Suasana sidang di PN Tipikor Ternate ( foto: Saha Buamona/Klikfakta.id)

Klikfakta.id, TERNATE — Pengadilan Tindak Pidana Korupsi (Tipikor) pada Pengadilan Negeri (PN) Ternate, Maluku Utara (Malut) menggelar sidang perdana perkara kasus suap eks Gubernur Malut Abdul Gani Kasuba (AGK), Rabu 6 Maret 2024.

Sidang dengan agenda pembacaan dakwaan yang dibacakan oleh Gilang Gemilang dan Kawan-kawannya dari Jaksa Penuntut Umum (JPU) Komisi Pemberantasan (KPK).

Sidang dimulai sekira pukul 09.00 WIT tersebut menggunakan Majelis Besar, terdiri dari lima Hakim dipimpin  Ketua Majelis Hakim Rommel Franciskus Tampubolon selalu ketua PN Ternate didampingi 4 hakim anggota lainnya.

Sementara empat hakim lainnya yakni anggota satu Haryanta sebagai wakil ketua PN, dan anggota dua Kadar Noh serta anggota tiga maupun empat itu masing-masing tim edhock Tipikor yaitu Samhadi dan Moh Yakob.

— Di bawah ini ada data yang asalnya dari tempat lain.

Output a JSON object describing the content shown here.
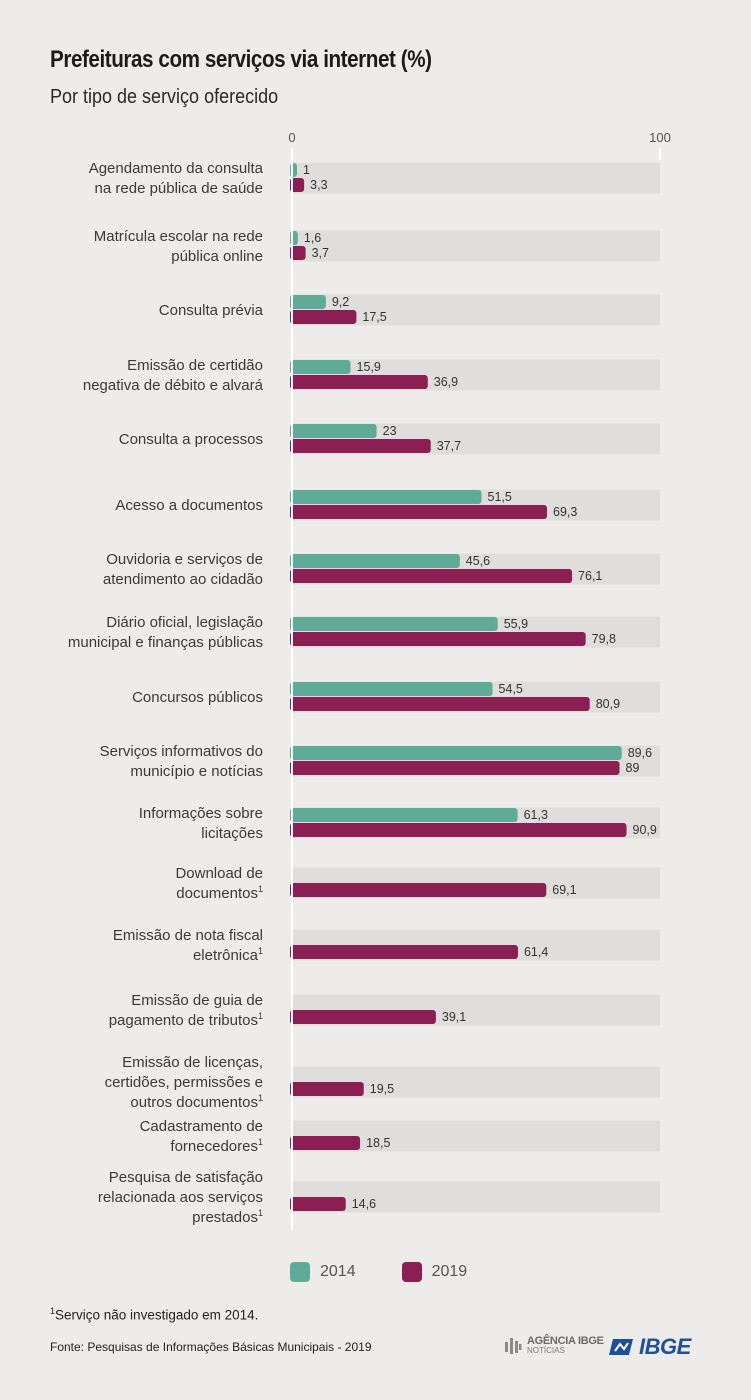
{
  "header": {
    "title": "Prefeituras com serviços via internet (%)",
    "subtitle": "Por tipo de serviço oferecido"
  },
  "colors": {
    "s2014": "#5fab97",
    "s2019": "#8b1f54",
    "track": "#e0dedc"
  },
  "chart_data": {
    "type": "bar",
    "orientation": "horizontal",
    "title": "Prefeituras com serviços via internet (%)",
    "subtitle": "Por tipo de serviço oferecido",
    "xlim": [
      0,
      100
    ],
    "ticks": [
      "0",
      "100"
    ],
    "legend_position": "bottom",
    "categories": [
      {
        "lines": [
          "Agendamento da consulta",
          "na rede pública de saúde"
        ]
      },
      {
        "lines": [
          "Matrícula escolar na rede",
          "pública online"
        ]
      },
      {
        "lines": [
          "Consulta prévia"
        ]
      },
      {
        "lines": [
          "Emissão de certidão",
          "negativa de débito e alvará"
        ]
      },
      {
        "lines": [
          "Consulta a processos"
        ]
      },
      {
        "lines": [
          "Acesso a documentos"
        ]
      },
      {
        "lines": [
          "Ouvidoria e serviços de",
          "atendimento ao cidadão"
        ]
      },
      {
        "lines": [
          "Diário oficial, legislação",
          "municipal e finanças públicas"
        ]
      },
      {
        "lines": [
          "Concursos públicos"
        ]
      },
      {
        "lines": [
          "Serviços informativos do",
          "município e notícias"
        ]
      },
      {
        "lines": [
          "Informações sobre",
          "licitações"
        ]
      },
      {
        "lines": [
          "Download de",
          "documentos"
        ],
        "note": "1"
      },
      {
        "lines": [
          "Emissão de nota fiscal",
          "eletrônica"
        ],
        "note": "1"
      },
      {
        "lines": [
          "Emissão de guia de",
          "pagamento de tributos"
        ],
        "note": "1"
      },
      {
        "lines": [
          "Emissão de licenças,",
          "certidões, permissões e",
          "outros documentos"
        ],
        "note": "1"
      },
      {
        "lines": [
          "Cadastramento de",
          "fornecedores"
        ],
        "note": "1"
      },
      {
        "lines": [
          "Pesquisa de satisfação",
          "relacionada aos serviços",
          "prestados"
        ],
        "note": "1"
      }
    ],
    "series": [
      {
        "name": "2014",
        "values": [
          1,
          1.6,
          9.2,
          15.9,
          23,
          51.5,
          45.6,
          55.9,
          54.5,
          89.6,
          61.3,
          null,
          null,
          null,
          null,
          null,
          null
        ],
        "labels": [
          "1",
          "1,6",
          "9,2",
          "15,9",
          "23",
          "51,5",
          "45,6",
          "55,9",
          "54,5",
          "89,6",
          "61,3",
          "",
          "",
          "",
          "",
          "",
          ""
        ]
      },
      {
        "name": "2019",
        "values": [
          3.3,
          3.7,
          17.5,
          36.9,
          37.7,
          69.3,
          76.1,
          79.8,
          80.9,
          89,
          90.9,
          69.1,
          61.4,
          39.1,
          19.5,
          18.5,
          14.6
        ],
        "labels": [
          "3,3",
          "3,7",
          "17,5",
          "36,9",
          "37,7",
          "69,3",
          "76,1",
          "79,8",
          "80,9",
          "89",
          "90,9",
          "69,1",
          "61,4",
          "39,1",
          "19,5",
          "18,5",
          "14,6"
        ]
      }
    ]
  },
  "legend": {
    "item_2014": "2014",
    "item_2019": "2019"
  },
  "footnote": {
    "mark": "1",
    "text": "Serviço não investigado em 2014."
  },
  "source": "Fonte: Pesquisas de Informações Básicas Municipais - 2019",
  "logos": {
    "agencia_line1": "AGÊNCIA IBGE",
    "agencia_line2": "NOTÍCIAS",
    "ibge": "IBGE"
  }
}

Sidang dengan empat terdakwa atas  kasus suap eks Gubernur Malut AGK dalam Operasi Tangkap Tangan (OTT) oleh Komisi Pemberantasan Korupsi (KPK) pada 18 Desember 2023 lalu.

salah satu terdakwa saat digiring ke mobil tahanan usai menjalani persidangan( foto: Saha Buamona)

Empat tersangka dalam kasus OTT KPK tersebut dua dari Pemerintah Provinsi (Pemprov) Maluku Utara dan dua lainnya pihak Swasta yakni:

  1. Daud Ismail mantan Kepala Dinas Pekerjaan Umum dan Penataan Ruang (PUPR) Provinsi Maluku Utara perkara nomor : 01/pid.sus-TPK/2024/PN Tte.
  2. Stevi Thomas Direktur PT. Trimegah Bangun Persada Tbk. (Harita Nickel) di Obi Kabupaten Halmahera Selatan perkara nomor: 02/pid.sus-TPK/2024/PN Tte.
  3.  
  4. Kristian Waisan selaku Direktur Utama PT Birinda Perkasa Jaya atau Kontraktor pemenang tender proyek jalan jembatan ruas Saketa-Dahipodo serata Matuting Ranga-ranga perkara nomor: 03/pid.sus-TPK/2024/PN Tte.
  5.  
  6. Adnan Hasanuddin mantan Kepala Dinas Perumahan Rakyat dan Kawasan Permukiman (Perkim) Provinsi Maluku Utara dengan perkara nomor: 04/pid.sus-TPK/2024/PN Tte.

JPU KPK dalam dakwaanya  mengatakan, terdakwa Daud Ismail pada beberapa lokasi di Maluku Utara dan Jakarta.

Berdasarkan ketentuan Pasal 84 ayat (2), (3) dan (4) UU Nomor 8 Tahun 1981 tentang Hukum KUHAP maka Pengadilan Tindak Pidana Korupsi pada Pengadilan Negeri Ternate berwenang memeriksa dan mengadili perkara ini.

Menurut JPU terdakwa Daud Ismail memberikan uang secara bertahap dengan jumlah Rp 3.012.340.400,00 (tiga miliar dua belas juta tiga ratus empat puluh ribu empat ratus rupiah) ke AGK selaku Gubernur Malut.

Pemberian uang dengan maksud agar AGK dapat mempertahankan jabatan terdakwa sebagai kepala bidang bina marga di dinas PUPR dan mengangkat terdakwa sebagai Pelaksana tugas.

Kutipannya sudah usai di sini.